Criado por uma congregação italiana que chegou ao Brasil no início do século passado com a missão de atender os imigrantes europeus, o Centro de Atendimento ao Migrante (CAM), em Caxias do Sul, completa 40 anos neste mês. Atualmente, são milhares de atendimentos direcionados aos que desembarcam na Serra com o intuito de fazer da região o novo lar. Só neste ano, até o final de maio, foram 4.449 pessoas atendidas.
A administração do espaço é das Irmãs Missionárias Scalabrinianas, que, além de fundarem uma dezena de escolas no interior do Estado, administram o Hospital Mãe de Deus, em Porto Alegre, e carregam como propósito o acolhimento.
Se nas duas primeiras décadas de atuação o principal trabalho era o de encaminhar quem chegava da zona rural para trabalhar na indústria caxiense, agora a missão é regularizar quem chega, inclusive com o status de refugiado.
Em 2023, de acordo com a diretora do CAM, irmã Celsa, foram quase 5 mil pessoas atendidas de 50 nacionalidades diferentes. Aprender o idioma e buscar por emprego e habitação são os principais desafios a serem enfrentados no primeiro contato do migrante no Centro, segundo Celsa:

— A congregação sempre soube se adaptar às necessidades do público que atende. No começo da década de 1980, se percebeu um grande êxodo do campo para a cidade e o serviço de acolhimento foi criado. Sempre se trabalhou com muitas parcerias e, na época, foi a Universidade de Caxias do Sul (UCS) que nos ajudou a levantar de onde vinham.
A acolhida, antes individual, passou a ser coletiva por conta do volume dos grupos que passaram a chegar em Caxias do Sul. Dinâmica e intermitente, a vinda de pessoas a Caxias é diretamente influenciada pelas condições de vida dos locais de origem. Recentemente, uma nova onda foi notada e aumentou ainda mais o volume de atendimentos, de acordo com a irmã Celsa:
— Agora temos os refugiados climáticos, pessoas que deixaram suas cidades por conta das enchentes. Atendíamos individualmente e agora passamos a fazer oficinas coletivas para elaboração de currículos, por exemplo. Conquistamos a credibilidade das empresas, que procuram o centro em busca de mão de obra.
CAM é referência nacional
É o conhecimento de como regularizar diferentes nacionalidades que faz do CAM de Caxias uma referência nacional em atendimento migratório. Foi com a vinda de imigrantes haitianos, a partir de 2012, que o centro, antes voltado a assistência social, sentiu a necessidade de entender sobre a burocracia que é acolher alguém de outro país.

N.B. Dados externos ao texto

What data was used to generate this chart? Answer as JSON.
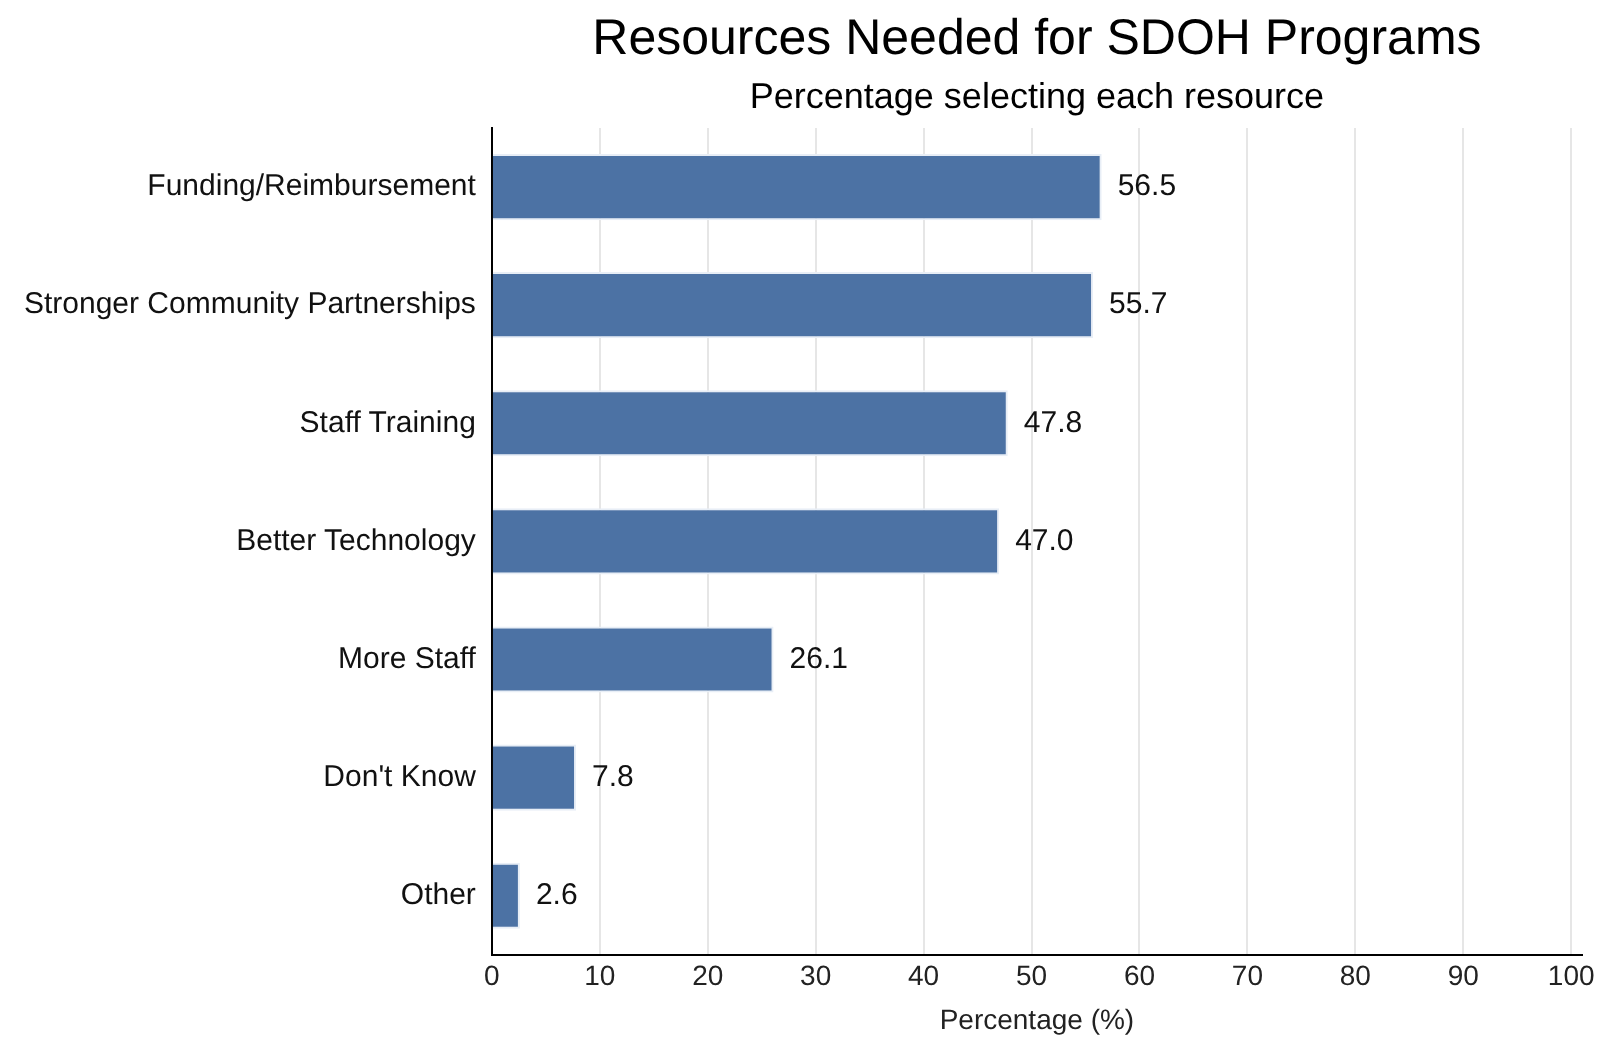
{
  "chart_data": {
    "type": "bar",
    "orientation": "horizontal",
    "title": "Resources Needed for SDOH Programs",
    "subtitle": "Percentage selecting each resource",
    "xlabel": "Percentage (%)",
    "categories": [
      "Funding/Reimbursement",
      "Stronger Community Partnerships",
      "Staff Training",
      "Better Technology",
      "More Staff",
      "Don't Know",
      "Other"
    ],
    "values": [
      56.5,
      55.7,
      47.8,
      47.0,
      26.1,
      7.8,
      2.6
    ],
    "value_labels": [
      "56.5",
      "55.7",
      "47.8",
      "47.0",
      "26.1",
      "7.8",
      "2.6"
    ],
    "color": "#4c72a4",
    "xlim": [
      0,
      101
    ],
    "xticks": [
      0,
      10,
      20,
      30,
      40,
      50,
      60,
      70,
      80,
      90,
      100
    ],
    "grid": "x",
    "legend": false
  }
}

Foi nessa época que o advogado do CAM, Adriano Pistorello, começou a atuar no Centro e a direcionar as necessidades de quem chegava com quem poderia ajudá-los. O modelo de Caxias, como ele explica, agora é replicado em outras cidades que também recebem fluxos migratórios:
— A gente trabalha com a regularização e inclusão no mercado de trabalho. Não é só agilizar a documentação, é preciso entender o que é refúgio e a necessidade de assistir às pessoas que chegam aqui. Depois é necessário conectar e entender esse fluxo com a Polícia Federal, com o município, ou até com o Itamaraty, quando a pessoa é retida no aeroporto, por exemplo.
Há 20 anos em Caxias com a ajuda do CAM
Entre 1989 e 2001, a colombiana Nelfy Vargas, 54 anos, perdeu quatro familiares, os pais, um irmão e o pai dos seus dois filhos, assassinados em atentados políticos no sul da Colômbia.

Poucos anos depois, querendo sair do país de origem, foi orientada pelo governo a escolher entre viajar para o Brasil, Canadá ou Estados Unidos. Como o processo de mudança para a América do Norte demoraria meses, optou pelo Brasil e, sabendo do trabalho das Irmãs Scalabrinianas, parou em Caxias do Sul.
— Vim com meus dois filhos, de 13 e oito anos, três sobrinhos e um casal de irmãos. Ao todo, com cunhados, éramos em 10 pessoas. Hoje a família dobrou e todos estão em Caxias. A guerrilha, na Colômbia, chegou a sequestrar meu filho, então não tínhamos condições de permanecer lá. Já chegamos no Brasil como refugiados e fomos muito bem recebidos e orientados. Sou muito grata ao CAM — diz Nelfy.
Foi a então diretora do centro, a irmã Albertina Pauletti, quem a recebeu no aeroporto de Porto Alegre e acompanhou a instalação da família colombiana na cidade. Há 14 anos, Nelfy é proprietária do Cachorro-Quente da Colombiana, na esquina da Feijó Junior com a Avenida Júlio de Castilhos, no Centro.